その後、銀杏は紙袋に入れてレンジでチンするとすぐに食べられるという事を教わり、その方にお礼を申し上げてお別れした。
何処から来たのか、とか、この神社の由来は、とか、世間話にありがちな会話は一切なく、ただ「銀杏」のやり取りをしただけの時間だった。
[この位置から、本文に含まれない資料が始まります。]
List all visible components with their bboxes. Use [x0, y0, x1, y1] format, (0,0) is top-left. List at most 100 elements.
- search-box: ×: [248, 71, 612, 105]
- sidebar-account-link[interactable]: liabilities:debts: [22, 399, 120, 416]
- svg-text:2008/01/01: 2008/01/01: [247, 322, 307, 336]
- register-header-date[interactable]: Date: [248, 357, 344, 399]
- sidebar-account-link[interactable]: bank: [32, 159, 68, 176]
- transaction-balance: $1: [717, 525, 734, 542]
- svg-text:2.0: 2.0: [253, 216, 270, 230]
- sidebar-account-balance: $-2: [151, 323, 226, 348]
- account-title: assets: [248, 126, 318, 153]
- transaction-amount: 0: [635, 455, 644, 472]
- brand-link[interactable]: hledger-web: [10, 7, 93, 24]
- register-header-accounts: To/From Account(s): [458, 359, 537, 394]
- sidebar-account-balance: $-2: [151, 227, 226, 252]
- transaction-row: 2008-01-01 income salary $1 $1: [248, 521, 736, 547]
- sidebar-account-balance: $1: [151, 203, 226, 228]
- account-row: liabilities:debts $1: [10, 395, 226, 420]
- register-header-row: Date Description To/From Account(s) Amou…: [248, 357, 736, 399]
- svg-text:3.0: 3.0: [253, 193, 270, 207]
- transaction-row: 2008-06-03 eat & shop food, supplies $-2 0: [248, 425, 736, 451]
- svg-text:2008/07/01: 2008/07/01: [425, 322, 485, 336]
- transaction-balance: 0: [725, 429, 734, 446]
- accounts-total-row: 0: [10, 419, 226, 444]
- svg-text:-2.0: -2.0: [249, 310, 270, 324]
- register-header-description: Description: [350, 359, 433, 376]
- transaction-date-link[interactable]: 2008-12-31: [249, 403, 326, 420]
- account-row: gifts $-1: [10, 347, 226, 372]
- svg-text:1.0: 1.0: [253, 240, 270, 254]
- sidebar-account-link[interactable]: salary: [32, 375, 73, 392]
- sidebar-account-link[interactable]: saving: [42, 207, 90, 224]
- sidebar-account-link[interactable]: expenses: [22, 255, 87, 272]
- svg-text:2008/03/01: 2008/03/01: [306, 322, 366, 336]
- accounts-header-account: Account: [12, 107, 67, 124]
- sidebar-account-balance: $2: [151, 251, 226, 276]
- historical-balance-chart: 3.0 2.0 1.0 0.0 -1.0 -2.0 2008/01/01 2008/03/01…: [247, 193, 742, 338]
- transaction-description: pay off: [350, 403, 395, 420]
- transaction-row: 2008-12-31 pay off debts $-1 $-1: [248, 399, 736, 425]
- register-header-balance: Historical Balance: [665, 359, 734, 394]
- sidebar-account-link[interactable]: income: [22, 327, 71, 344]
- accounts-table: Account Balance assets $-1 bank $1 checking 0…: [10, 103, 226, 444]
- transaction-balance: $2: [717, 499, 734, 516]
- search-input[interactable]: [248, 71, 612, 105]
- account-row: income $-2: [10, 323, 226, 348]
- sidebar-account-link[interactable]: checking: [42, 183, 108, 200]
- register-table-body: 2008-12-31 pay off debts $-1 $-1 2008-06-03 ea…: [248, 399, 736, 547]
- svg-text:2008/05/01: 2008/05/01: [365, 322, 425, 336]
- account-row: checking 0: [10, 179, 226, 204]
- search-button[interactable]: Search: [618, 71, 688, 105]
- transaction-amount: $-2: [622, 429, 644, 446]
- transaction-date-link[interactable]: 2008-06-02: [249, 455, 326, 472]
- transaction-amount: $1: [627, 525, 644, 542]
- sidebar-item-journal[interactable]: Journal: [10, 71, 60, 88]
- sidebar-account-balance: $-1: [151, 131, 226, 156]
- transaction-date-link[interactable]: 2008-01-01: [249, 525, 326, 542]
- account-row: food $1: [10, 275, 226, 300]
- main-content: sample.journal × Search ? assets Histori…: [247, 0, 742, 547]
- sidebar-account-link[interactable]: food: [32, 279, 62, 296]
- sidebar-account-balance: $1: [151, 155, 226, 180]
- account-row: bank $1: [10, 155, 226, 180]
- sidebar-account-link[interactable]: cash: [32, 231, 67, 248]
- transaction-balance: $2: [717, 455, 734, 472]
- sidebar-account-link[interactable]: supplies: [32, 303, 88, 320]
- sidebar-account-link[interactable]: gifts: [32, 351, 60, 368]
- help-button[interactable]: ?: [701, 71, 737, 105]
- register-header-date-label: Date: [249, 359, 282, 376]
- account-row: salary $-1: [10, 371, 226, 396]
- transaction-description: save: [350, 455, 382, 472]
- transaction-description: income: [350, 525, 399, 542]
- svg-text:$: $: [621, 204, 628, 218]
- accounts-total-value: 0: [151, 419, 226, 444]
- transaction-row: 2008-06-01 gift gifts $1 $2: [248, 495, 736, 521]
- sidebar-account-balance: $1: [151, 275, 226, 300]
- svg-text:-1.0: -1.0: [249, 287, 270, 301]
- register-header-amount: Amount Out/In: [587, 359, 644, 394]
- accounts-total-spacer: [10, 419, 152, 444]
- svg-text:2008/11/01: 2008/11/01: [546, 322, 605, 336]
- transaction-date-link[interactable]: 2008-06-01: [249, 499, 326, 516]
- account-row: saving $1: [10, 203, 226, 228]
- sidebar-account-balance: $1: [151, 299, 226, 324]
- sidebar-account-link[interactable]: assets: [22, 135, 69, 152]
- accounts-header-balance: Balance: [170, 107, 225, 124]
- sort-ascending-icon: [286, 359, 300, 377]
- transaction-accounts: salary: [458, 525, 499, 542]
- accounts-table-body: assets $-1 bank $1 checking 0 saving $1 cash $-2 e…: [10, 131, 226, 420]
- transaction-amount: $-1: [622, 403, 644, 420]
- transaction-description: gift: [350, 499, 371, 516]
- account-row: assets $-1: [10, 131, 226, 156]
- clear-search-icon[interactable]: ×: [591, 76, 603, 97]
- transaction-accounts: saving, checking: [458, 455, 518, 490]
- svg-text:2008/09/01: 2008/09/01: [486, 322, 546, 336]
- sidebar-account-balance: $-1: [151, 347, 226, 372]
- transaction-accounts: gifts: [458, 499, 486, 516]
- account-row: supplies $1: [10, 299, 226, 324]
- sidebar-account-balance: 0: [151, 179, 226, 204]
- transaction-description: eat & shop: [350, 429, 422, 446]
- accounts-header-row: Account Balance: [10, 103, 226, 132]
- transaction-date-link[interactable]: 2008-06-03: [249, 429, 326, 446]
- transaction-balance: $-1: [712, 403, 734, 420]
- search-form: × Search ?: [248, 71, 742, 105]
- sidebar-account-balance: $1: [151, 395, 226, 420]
相手の方も無理した表情を作るわけでもなく、なんというかとても自然体だった。
「一期一会というものはこれぐらい自然なものが良いな」
銀杏の袋を車で眺めながらそう思った。
先ほど書いた私は人にあまり警戒心を持たない」理由。
それは、人に興味が無い故だ。なので人見知りをしないとよく言われるが、人見知りをしないのとは少々違うのは自分が良く分かっている。
私は人としての部分が大きく欠落しているのだ。
そんな今一つ人の心というものが欠けている私に、この銀杏のやり取りは何かを教えてくれたような気がしている。